Data analytics is used in almost all digital processes. In infrastructure and data centers, it helps track server load, disk usage, network traffic, equipment temperature, service availability and incident frequency. Based on this data, companies can plan resource expansion in advance and prevent failures.

In cybersecurity, analytics is used to detect anomalies: unusual logins, suspicious traffic, mass authorization errors or atypical user behavior. In application development and operations, it helps analyze performance, errors, user scenarios and release quality.

In business, data analytics is used to assess sales, customer behavior, the effectiveness of acquisition channels, financial indicators and service quality.
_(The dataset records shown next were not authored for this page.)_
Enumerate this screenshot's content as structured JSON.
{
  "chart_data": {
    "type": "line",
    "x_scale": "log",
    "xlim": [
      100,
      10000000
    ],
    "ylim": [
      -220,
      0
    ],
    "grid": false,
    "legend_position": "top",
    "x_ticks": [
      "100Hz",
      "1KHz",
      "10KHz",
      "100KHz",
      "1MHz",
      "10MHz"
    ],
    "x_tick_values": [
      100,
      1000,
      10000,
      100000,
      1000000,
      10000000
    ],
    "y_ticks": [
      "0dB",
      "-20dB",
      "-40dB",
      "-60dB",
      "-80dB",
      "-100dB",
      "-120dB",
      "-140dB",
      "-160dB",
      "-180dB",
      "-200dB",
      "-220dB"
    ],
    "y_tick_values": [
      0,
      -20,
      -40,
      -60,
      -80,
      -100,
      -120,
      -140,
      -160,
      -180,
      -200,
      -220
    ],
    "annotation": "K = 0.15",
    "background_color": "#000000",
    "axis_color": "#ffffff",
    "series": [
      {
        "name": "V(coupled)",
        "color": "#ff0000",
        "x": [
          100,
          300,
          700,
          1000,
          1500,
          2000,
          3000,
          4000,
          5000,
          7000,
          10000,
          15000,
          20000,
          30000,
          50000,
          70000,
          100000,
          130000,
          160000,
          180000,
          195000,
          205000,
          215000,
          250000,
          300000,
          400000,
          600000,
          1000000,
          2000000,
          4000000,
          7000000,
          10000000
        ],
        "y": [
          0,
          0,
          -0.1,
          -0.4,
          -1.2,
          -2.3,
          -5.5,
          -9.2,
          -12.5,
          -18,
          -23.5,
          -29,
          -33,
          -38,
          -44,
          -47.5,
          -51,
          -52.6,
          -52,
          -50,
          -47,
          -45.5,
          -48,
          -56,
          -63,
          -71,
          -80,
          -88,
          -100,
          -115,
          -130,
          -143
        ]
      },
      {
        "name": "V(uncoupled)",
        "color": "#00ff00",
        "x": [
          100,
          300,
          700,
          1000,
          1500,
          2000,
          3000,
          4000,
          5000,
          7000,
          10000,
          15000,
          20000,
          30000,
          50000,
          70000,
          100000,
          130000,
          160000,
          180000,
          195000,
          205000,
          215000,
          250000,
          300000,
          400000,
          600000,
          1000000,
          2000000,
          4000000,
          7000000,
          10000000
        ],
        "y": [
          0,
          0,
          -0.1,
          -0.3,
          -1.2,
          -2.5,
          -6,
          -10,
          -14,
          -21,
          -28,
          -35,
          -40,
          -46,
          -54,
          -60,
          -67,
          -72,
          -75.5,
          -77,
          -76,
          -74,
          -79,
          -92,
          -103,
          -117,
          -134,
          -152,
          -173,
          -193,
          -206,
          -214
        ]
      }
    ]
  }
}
For example, a company can combine data from CRM, website and telephony systems to understand which inquiries are more likely to become deals and where potential customers are lost.

Why Data Analytics Is Needed

Without analytics, decisions are often made based on assumptions. This may work in small projects, but becomes risky as a company grows, load increases and infrastructure becomes more complex. Analytics helps rely on facts rather than intuition alone.

For a company, data analytics provides several important opportunities:

  • see real indicators of system and process performance;
  • find the causes of problems faster;
  • forecast load and resource needs;
  • evaluate the effectiveness of decisions;
  • identify hidden patterns;
  • reduce the risk of errors in decision-making.

It is important that analytics is useful only when the data is correct and the goal is clear. If data is collected chaotically, is not updated or contradicts itself, conclusions may be inaccurate. That is why serious projects pay close attention to data quality, source configuration and a unified logic for calculating indicators.